Отсмеявшись, она проговорила светским тоном:
— Мужчина, вы, случайно, ничего не перепутали? Это вообще-то комната для девочек… — Собственные слова показались ей до того смешными, что она снова истерически захохотала. — Комната для девочек… — повторила она на бис, на тот случай, если мужик с первого раза не расслышал.
Ее немного задело, что он не смеется вместе с ней. Лиде казалось, что весь мир должен смеяться ее шутке.
Но этот странный мужчина и не думал смеяться. Он вдруг шагнул к Лиде и схватил ее за шею.
Веселая легкость мгновенно выветрилась из ее головы.
— Совсем спятил, кретин! — попыталась она вы—крикнуть. — Перенюхался или перекололся…
Однако сильные руки мужчины так сдавили ее горло, что вместо этих возмущенных слов она смогла издать только какое-то нечленораздельное верещание. Да и то вскоре захлебнулось — буквально захлебнулось, потому что этот сумасшедший ткнул ее лицом в раковину и открыл кран на полную катушку.
Лида попыталась вырваться.
Она изворачивалась как могла и даже умудрилась пнуть мужчину под колено, но он не ослабил железной хватки.
Бестолково маша руками, она случайно схватила его галстук и потянула на себя что было сил. Мужчина выругался и отпустил ее. Лида подняла голову и вдохнула. Мокрые волосы залепили лицо, и в тот же миг на ее шее сомкнулись сильные мужские руки. Они сдавливали шею все сильнее.

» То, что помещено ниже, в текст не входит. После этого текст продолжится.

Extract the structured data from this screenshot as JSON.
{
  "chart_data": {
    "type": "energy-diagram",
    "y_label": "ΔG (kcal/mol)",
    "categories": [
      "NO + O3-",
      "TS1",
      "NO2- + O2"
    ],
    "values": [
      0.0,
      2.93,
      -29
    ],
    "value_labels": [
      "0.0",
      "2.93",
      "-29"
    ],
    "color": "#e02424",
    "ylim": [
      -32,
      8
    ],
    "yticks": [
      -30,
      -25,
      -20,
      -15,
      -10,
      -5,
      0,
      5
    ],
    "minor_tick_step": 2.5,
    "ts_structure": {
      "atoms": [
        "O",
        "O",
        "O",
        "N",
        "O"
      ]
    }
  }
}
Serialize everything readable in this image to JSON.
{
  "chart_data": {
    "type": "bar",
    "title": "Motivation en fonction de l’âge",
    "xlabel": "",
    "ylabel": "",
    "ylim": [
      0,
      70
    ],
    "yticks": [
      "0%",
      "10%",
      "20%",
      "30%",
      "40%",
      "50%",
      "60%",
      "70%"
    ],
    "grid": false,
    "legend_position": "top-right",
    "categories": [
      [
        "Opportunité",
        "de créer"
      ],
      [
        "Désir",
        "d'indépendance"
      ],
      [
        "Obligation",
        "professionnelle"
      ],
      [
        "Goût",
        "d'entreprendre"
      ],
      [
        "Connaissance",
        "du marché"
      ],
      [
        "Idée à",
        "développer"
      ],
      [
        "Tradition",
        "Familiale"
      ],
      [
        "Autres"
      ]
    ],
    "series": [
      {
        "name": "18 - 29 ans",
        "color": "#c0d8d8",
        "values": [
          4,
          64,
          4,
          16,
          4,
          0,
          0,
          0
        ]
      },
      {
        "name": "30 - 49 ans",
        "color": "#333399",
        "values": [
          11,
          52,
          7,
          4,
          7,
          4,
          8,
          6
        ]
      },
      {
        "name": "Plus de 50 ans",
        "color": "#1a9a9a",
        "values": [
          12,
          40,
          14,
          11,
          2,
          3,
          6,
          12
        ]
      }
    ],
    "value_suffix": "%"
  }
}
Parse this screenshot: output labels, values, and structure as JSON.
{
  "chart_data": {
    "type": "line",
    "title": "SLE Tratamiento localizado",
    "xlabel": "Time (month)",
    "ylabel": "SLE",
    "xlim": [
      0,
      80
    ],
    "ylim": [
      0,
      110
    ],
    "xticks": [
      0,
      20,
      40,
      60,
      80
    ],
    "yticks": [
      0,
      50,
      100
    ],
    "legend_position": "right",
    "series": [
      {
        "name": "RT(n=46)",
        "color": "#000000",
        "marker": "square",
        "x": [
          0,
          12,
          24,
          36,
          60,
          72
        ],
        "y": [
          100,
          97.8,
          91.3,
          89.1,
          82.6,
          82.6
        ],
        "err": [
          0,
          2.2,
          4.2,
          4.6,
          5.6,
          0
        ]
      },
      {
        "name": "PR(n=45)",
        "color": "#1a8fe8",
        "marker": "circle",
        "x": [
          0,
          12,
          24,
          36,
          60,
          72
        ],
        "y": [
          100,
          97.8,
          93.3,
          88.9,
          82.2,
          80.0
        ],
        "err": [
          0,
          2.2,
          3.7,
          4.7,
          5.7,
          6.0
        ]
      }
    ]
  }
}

Сознание Лиды начало мутиться.
И вдруг в самый последний момент словно искра вспыхнула в ее мозгу. Лида внезапно поняла, кто напал на нее в туалете и почему это случилось именно с ней. И еще она поняла, что в конечном счете сама виновата в том, что случилось, и сопротивление бесполезно — этот человек пришел за ней, он пришел, чтобы убить ее, и он это сделает, не остановится ни перед чем.
Эта вспышка, это озарение длилось какую-то долю секунды, а потом Лида провалилась в глубокий черный колодец. В самый глубокий и самый черный колодец, из которого нет выхода.

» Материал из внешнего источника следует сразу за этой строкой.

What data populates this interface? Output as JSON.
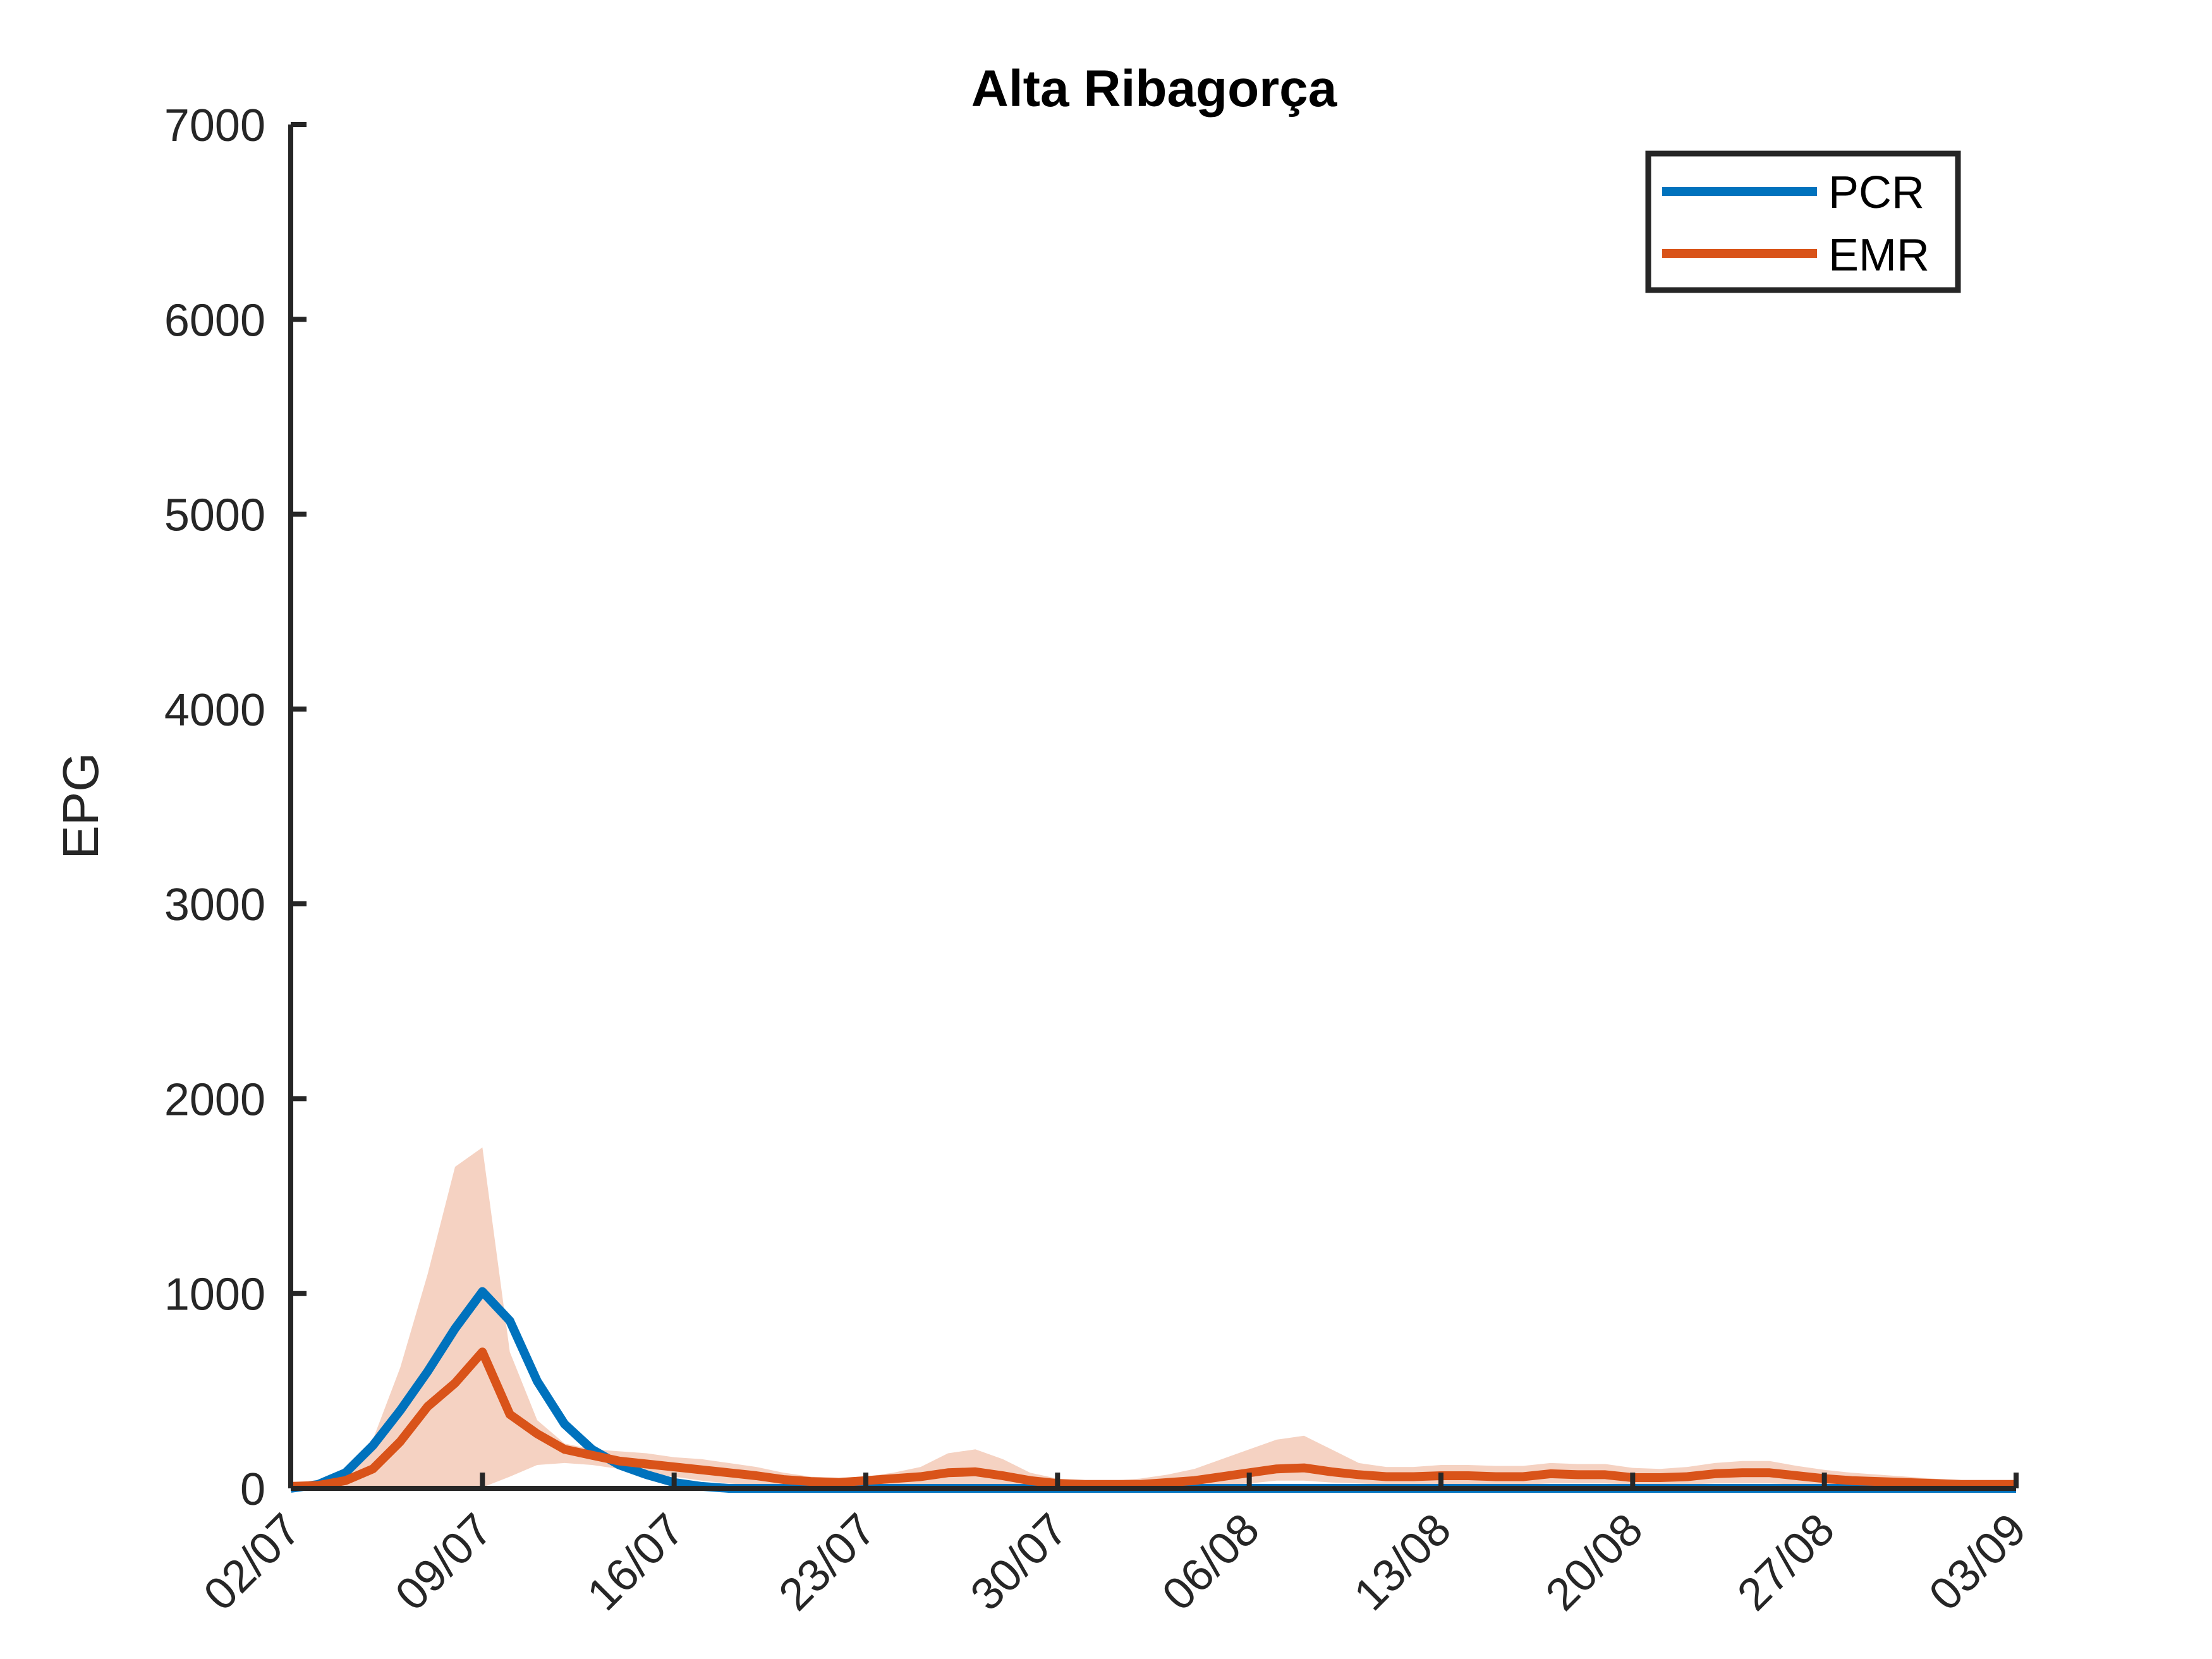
{
  "chart_data": {
    "type": "line",
    "title": "Alta Ribagorça",
    "xlabel": "",
    "ylabel": "EPG",
    "ylim": [
      0,
      7000
    ],
    "yticks": [
      "0",
      "1000",
      "2000",
      "3000",
      "4000",
      "5000",
      "6000",
      "7000"
    ],
    "xticks": [
      "02/07",
      "09/07",
      "16/07",
      "23/07",
      "30/07",
      "06/08",
      "13/08",
      "20/08",
      "27/08",
      "03/09"
    ],
    "grid": false,
    "legend_position": "top-right",
    "x": [
      "02/07",
      "03/07",
      "04/07",
      "05/07",
      "06/07",
      "07/07",
      "08/07",
      "09/07",
      "10/07",
      "11/07",
      "12/07",
      "13/07",
      "14/07",
      "15/07",
      "16/07",
      "17/07",
      "18/07",
      "19/07",
      "20/07",
      "21/07",
      "22/07",
      "23/07",
      "24/07",
      "25/07",
      "26/07",
      "27/07",
      "28/07",
      "29/07",
      "30/07",
      "31/07",
      "01/08",
      "02/08",
      "03/08",
      "04/08",
      "05/08",
      "06/08",
      "07/08",
      "08/08",
      "09/08",
      "10/08",
      "11/08",
      "12/08",
      "13/08",
      "14/08",
      "15/08",
      "16/08",
      "17/08",
      "18/08",
      "19/08",
      "20/08",
      "21/08",
      "22/08",
      "23/08",
      "24/08",
      "25/08",
      "26/08",
      "27/08",
      "28/08",
      "29/08",
      "30/08",
      "31/08",
      "01/09",
      "02/09",
      "03/09"
    ],
    "series": [
      {
        "name": "PCR",
        "color": "#0072BD",
        "values": [
          0,
          20,
          80,
          220,
          400,
          600,
          820,
          1010,
          860,
          550,
          330,
          200,
          120,
          70,
          30,
          10,
          0,
          0,
          0,
          0,
          0,
          0,
          0,
          0,
          0,
          0,
          0,
          0,
          0,
          0,
          0,
          0,
          0,
          0,
          0,
          0,
          0,
          0,
          0,
          0,
          0,
          0,
          0,
          0,
          0,
          0,
          0,
          0,
          0,
          0,
          0,
          0,
          0,
          0,
          0,
          0,
          0,
          0,
          0,
          0,
          0,
          0,
          0,
          0
        ]
      },
      {
        "name": "EMR",
        "color": "#D95319",
        "values": [
          10,
          15,
          40,
          100,
          240,
          420,
          540,
          700,
          380,
          280,
          200,
          170,
          140,
          125,
          110,
          95,
          80,
          65,
          45,
          35,
          30,
          40,
          50,
          60,
          80,
          85,
          65,
          40,
          25,
          20,
          20,
          20,
          30,
          40,
          60,
          80,
          100,
          105,
          85,
          70,
          60,
          60,
          65,
          65,
          60,
          60,
          75,
          70,
          70,
          55,
          55,
          60,
          75,
          80,
          80,
          65,
          50,
          40,
          35,
          30,
          25,
          20,
          20,
          20
        ]
      }
    ],
    "band": {
      "of": "EMR",
      "color": "#F5D2C2",
      "upper": [
        15,
        25,
        70,
        250,
        620,
        1100,
        1650,
        1750,
        700,
        350,
        230,
        200,
        190,
        180,
        160,
        150,
        130,
        110,
        80,
        60,
        55,
        60,
        80,
        110,
        180,
        200,
        150,
        80,
        50,
        40,
        40,
        50,
        70,
        100,
        150,
        200,
        250,
        270,
        200,
        130,
        110,
        110,
        120,
        120,
        115,
        115,
        130,
        125,
        125,
        105,
        100,
        110,
        130,
        140,
        140,
        115,
        95,
        80,
        70,
        60,
        50,
        40,
        35,
        30
      ],
      "lower": [
        5,
        5,
        5,
        5,
        5,
        5,
        5,
        5,
        60,
        120,
        130,
        120,
        100,
        80,
        60,
        40,
        25,
        15,
        10,
        8,
        5,
        8,
        10,
        15,
        20,
        20,
        15,
        10,
        5,
        5,
        5,
        5,
        5,
        8,
        15,
        25,
        40,
        40,
        30,
        25,
        20,
        20,
        20,
        20,
        20,
        20,
        25,
        25,
        25,
        20,
        20,
        20,
        25,
        25,
        25,
        20,
        15,
        12,
        10,
        10,
        8,
        5,
        5,
        5
      ]
    }
  }
}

Ее тело последний раз дернулось и вытянулось. Изящная туфелька от Manolo соскользнула с ноги и отлетела в сторону.
Мужчина настороженно оглянулся на дверь, оторвал от рулона большой кусок бумажного полотенца и тщательно вытер мокрые руки. Потом он бросил быстрый взгляд в зеркало, убедился, что с его внешностью все в порядке, и быстро вышел из туалета.
По дороге он никого не встретил, а если бы и встретил, тоже ничего страшного — в этом сумасшедшем доме никому ни до кого не было дела. Каждый делал со своей жизнью все, что хотел, и не вмешивался в чужие дела.

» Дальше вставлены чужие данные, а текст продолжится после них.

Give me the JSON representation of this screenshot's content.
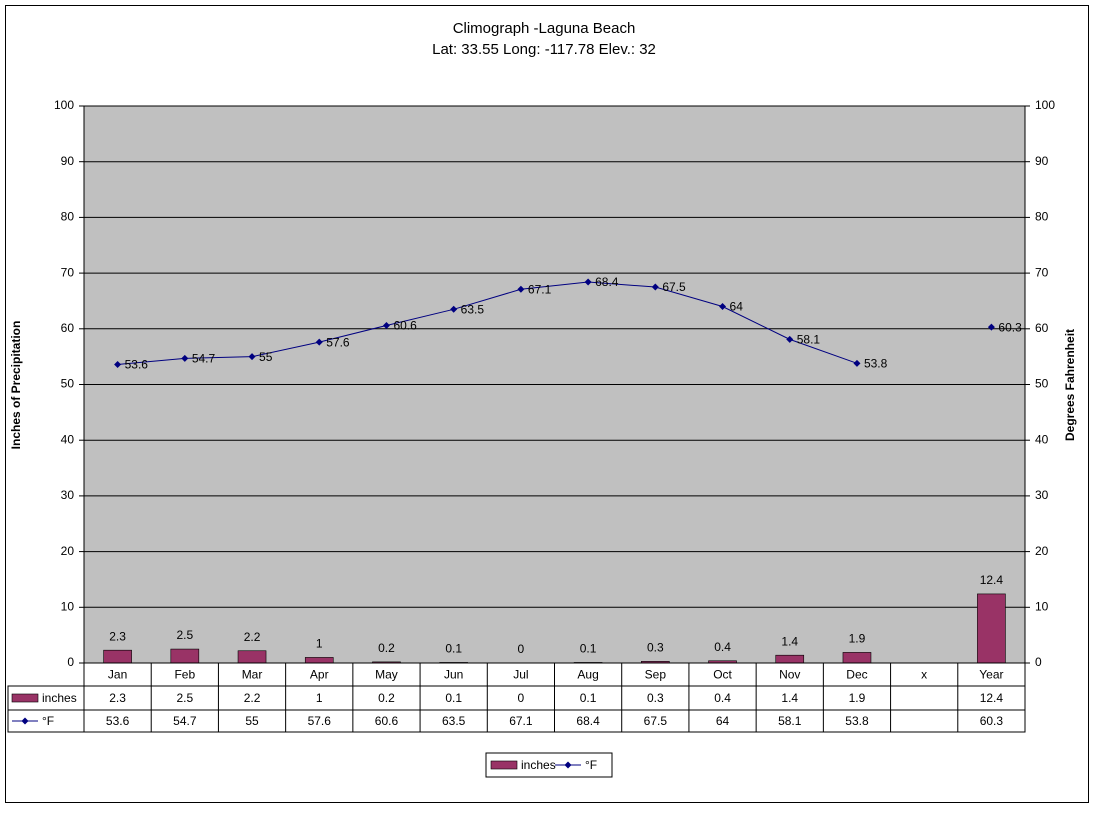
{
  "chart_data": {
    "type": "bar-line",
    "title": "Climograph -Laguna Beach",
    "subtitle": "Lat: 33.55 Long: -117.78 Elev.: 32",
    "y_label": "Inches of Precipitation",
    "y2_label": "Degrees Fahrenheit",
    "categories": [
      "Jan",
      "Feb",
      "Mar",
      "Apr",
      "May",
      "Jun",
      "Jul",
      "Aug",
      "Sep",
      "Oct",
      "Nov",
      "Dec",
      "x",
      "Year"
    ],
    "series": [
      {
        "name": "inches",
        "color": "#993366",
        "type": "bar",
        "values": [
          2.3,
          2.5,
          2.2,
          1,
          0.2,
          0.1,
          0,
          0.1,
          0.3,
          0.4,
          1.4,
          1.9,
          null,
          12.4
        ]
      },
      {
        "name": "°F",
        "color": "#000080",
        "type": "line",
        "axis": "y2",
        "values": [
          53.6,
          54.7,
          55,
          57.6,
          60.6,
          63.5,
          67.1,
          68.4,
          67.5,
          64,
          58.1,
          53.8,
          null,
          60.3
        ]
      }
    ],
    "ylim": [
      0,
      100
    ],
    "yticks": [
      0,
      10,
      20,
      30,
      40,
      50,
      60,
      70,
      80,
      90,
      100
    ],
    "y2lim": [
      0,
      100
    ],
    "y2ticks": [
      0,
      10,
      20,
      30,
      40,
      50,
      60,
      70,
      80,
      90,
      100
    ],
    "grid": true,
    "plot_background": "#c0c0c0",
    "legend": "bottom",
    "data_table": true
  }
}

— Дядя Вася?! — выпалила Катя, в упор уставившись на человека в кресле. — Так это вы? Это ваши люди?
Она вспомнила весь ужасный, бесконечный день, день, когда ее жизнь перевернулась, как тонущая лодка, из рая превратившись в кромешный ад, день, когда смерть мчалась за ней по пятам… вспомнила и горько разрыдалась.
Неужели это он, старый друг дома, человек, которого она считала роднее родственников, ближе самых близких, — неужели это он стоял за всеми кошмарами минувших суток? Неужели это он предал ее, пустил по ее следу убийц? Но зачем, за что?
— Что ты, Котенок, что ты! — Он притянул ее к себе, обнял сильными старыми руками, гладил по вздрагивающей от рыданий спине, по спутанным волосам. — Как ты могла подумать? Это же я! Ты помнишь, как в детстве я катал тебя «по ровной дорожке»?
Она помнила, еще бы, она никогда не смогла бы этого забыть!
Помнила, как этот большой, решительный, угрюмый человек сажал ее на колени и подбрасывал, напевая: «По ровной дорожке, по ровной дорожке… по камням, по камням, по камням… по кочкам, по кочкам, по кочкам… в ямку — бух!»
Она помнила, что только с ней разглаживались морщины на его властном, угрюмом лице… Помнила его запах: такой мужской, такой удивительный — запах крепкого одеколона, хорошего ароматного табака, запах дубленой кожи и еще чего-то… чего-то неуловимого, немного пугающего, но тоже притягательного…
Только сейчас она поняла, что это был за запах.
Запах оружейной смазки. Запах смерти. Запах убийства.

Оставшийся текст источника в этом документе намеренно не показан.